My father didn’t bring me up well, Sarah thought, and resolved to write and tell him so. Mr. Holmes would not have been nice to Lisbet and then called her a cow. He might have done one or the other, or neither. His dilemma as a widower was insoluble; he could never be too nice for fear of someone’s taking it into her head that Sarah wanted a mother. Also, he was not violent about people, even those he had to eliminate. That was why he gave them comic names. “Perhaps you are right,” she said to Roy, without being any more specific. He cared for praise, however ambiguous; and so they had a perfect day, and a perfect night, but those were the last: in the morning, as Sarah stood on the table to tie one end of a clothesline to the plane tree, she slipped, had to jump, landed badly, and sprained her ankle. By noon the skin was purple and she had to cut off her canvas shoe. The foot needed to be bandaged, but not by Roy: the very sight of it made him sick. He could not bear a speck of dust anywhere, or a chipped cup. She remembered the wooden bowls, and how he’d had to leave the table once because they looked a little doubtful, not too clean. Lisbet was summoned. Kneeling, she wrapped Sarah’s foot and ankle in strips of a torn towel and fixed the strips with safety pins.
“It’ll do till I see a doctor,” Sarah said.
Lisbet looked up. How small her eyes were! “You don’t want a doctor for that, surely?”
“Yes, I do. I think it should be X-rayed,” Sarah said. “It hurts like anything.”
“Of course she doesn’t,” said Roy.
Getting well with the greatest possible amount of suffering, and with your bones left crooked, was part of their code. It seemed to Sarah an unreasonable code, but she did not want to seem like someone making a fuss. All the same, she said, “I feel sick.”
“Drink some brandy,” said Lisbet.
“Lie down,” said Roy. “We shan’t be long.” It would have been rude not to have taken Lisbet on the smuggling expedition just because Sarah couldn’t go.
In the late afternoon Meg Reeve strolled down to see how Sarah was managing. She found her standing on one foot hanging washing on a line. The sight of Sarah’s plaid slacks, bought on sale at Nice, caused Meg to remark, “My dear, are you a Scot? I’ve often wondered, seeing you wearing those.” Sarah let a beach towel of Roy’s fall to the ground.
“Damn, it’ll have to be washed again,” she said.
Meg had brought Roy’s mail. She put the letters on the table, face down, as if Sarah were likely to go over the postmarks with a magnifying glass. The dogs snuffled and snapped at the ghosts of animal-haters. “What clan?” said Meg.
“Clan? Oh, you’re still talking about my slacks. Clan salade niçoise , I guess.”
“Well, you must not wear tartan,” said Meg. “It is an insult to the family, d’you see? I’m surprised Roy hasn’t … Ticky! Blue! Naughty boys!”
“Oh, the dogs come down here and pee all over the terrace every day,” said Sarah.
“Roy used to give them chockie bits. They miss being spoiled. But now he hasn’t time for them, has he?”
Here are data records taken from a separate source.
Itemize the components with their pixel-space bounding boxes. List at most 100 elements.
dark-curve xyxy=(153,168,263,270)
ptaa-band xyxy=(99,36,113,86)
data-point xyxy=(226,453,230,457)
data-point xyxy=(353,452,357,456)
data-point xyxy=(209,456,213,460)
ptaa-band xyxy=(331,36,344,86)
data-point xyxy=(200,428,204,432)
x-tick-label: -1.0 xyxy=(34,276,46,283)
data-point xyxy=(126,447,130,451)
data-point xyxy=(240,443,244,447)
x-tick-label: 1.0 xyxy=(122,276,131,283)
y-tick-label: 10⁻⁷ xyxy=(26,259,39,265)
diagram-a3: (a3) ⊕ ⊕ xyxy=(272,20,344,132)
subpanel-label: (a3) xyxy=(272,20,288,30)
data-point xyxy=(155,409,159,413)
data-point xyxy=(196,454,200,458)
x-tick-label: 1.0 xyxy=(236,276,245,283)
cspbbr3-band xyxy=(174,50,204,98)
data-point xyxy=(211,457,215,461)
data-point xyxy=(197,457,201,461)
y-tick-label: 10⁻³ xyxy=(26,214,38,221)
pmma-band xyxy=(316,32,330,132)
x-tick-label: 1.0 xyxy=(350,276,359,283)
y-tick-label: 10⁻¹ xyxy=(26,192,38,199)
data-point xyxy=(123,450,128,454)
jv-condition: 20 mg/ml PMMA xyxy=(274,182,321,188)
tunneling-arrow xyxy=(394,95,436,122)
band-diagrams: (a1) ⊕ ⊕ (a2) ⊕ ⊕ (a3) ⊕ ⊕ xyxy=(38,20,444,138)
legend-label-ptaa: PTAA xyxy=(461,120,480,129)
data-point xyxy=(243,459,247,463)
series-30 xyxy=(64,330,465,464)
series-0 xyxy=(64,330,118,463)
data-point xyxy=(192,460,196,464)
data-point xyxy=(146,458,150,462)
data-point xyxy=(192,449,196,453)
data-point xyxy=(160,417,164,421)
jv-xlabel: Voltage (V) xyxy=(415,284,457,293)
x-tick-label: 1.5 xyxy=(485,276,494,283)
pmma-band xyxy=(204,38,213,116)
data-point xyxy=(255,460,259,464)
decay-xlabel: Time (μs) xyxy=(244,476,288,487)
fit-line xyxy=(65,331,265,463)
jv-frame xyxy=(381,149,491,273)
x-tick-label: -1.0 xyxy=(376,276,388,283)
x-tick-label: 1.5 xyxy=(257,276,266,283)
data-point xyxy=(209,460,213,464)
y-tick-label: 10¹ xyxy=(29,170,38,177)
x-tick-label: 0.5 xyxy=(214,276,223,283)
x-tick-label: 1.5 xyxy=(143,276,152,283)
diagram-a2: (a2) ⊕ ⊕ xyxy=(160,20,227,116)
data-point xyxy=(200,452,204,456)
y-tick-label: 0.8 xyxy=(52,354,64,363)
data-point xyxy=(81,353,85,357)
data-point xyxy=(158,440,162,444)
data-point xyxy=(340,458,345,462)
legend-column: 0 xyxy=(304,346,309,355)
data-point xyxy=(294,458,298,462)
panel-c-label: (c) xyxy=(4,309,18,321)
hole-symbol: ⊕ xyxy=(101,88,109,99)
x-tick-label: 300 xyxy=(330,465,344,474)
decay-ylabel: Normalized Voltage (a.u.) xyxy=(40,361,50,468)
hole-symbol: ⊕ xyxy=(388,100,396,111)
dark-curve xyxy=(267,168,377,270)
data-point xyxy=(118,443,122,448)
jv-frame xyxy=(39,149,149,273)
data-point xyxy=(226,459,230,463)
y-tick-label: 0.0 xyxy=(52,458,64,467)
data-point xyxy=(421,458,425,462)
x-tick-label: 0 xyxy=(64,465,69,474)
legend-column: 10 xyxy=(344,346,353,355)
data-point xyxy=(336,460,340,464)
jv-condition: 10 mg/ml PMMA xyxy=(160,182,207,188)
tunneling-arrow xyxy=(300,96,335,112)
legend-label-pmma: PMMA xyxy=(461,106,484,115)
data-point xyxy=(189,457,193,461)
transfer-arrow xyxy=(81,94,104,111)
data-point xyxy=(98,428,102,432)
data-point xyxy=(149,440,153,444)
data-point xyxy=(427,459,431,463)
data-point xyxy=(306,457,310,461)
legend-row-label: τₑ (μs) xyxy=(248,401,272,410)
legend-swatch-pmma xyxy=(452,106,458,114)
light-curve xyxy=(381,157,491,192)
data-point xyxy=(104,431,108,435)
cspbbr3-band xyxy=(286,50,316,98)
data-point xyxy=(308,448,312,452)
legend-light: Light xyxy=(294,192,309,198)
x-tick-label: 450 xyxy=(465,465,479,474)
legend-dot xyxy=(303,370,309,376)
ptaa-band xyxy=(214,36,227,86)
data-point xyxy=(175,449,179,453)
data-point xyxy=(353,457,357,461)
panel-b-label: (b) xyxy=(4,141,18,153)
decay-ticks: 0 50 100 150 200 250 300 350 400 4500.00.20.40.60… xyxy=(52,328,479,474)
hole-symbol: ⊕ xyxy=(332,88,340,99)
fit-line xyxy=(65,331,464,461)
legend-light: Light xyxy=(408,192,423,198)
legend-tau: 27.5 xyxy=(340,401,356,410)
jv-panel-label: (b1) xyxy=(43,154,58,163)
“I don’t know. I can’t answer for him. He has time for what interests him.”
“Why do you hang your washing where you can see it?” said Meg. “Are you Italian?” Sarah made new plans; next time the Reeves were invited she would boil Ticky and Blue with a little sugar and suet and serve them up as pudding. I must look angelic at this moment, she thought.
She said, “No, I’m not Italian. I don’t think so.”
“There are things I could never bring myself to do,” said Meg. “Not in my walk of life.”
The sociologist snapped to attention. Easing her sore ankle, Sarah said, “Please, what is your walk of life, exactly?”
It was so dazzling, so magical, that Meg could not name it, but merely mouthed a word or two that Sarah was unable to lip-read. A gust of incinerator smoke stole between them and made them choke. “As for Tim,” said Meg, getting her breath again, “you, with all your transatlantic money, couldn’t buy what Tim has in his veins.”
Sarah limped indoors and somehow found the forgotten language. “Necessity for imparting status information,” she recorded, and added “erroneous” between “imparting” and “status.” She was still, in a way, half in love with Professor Downcast.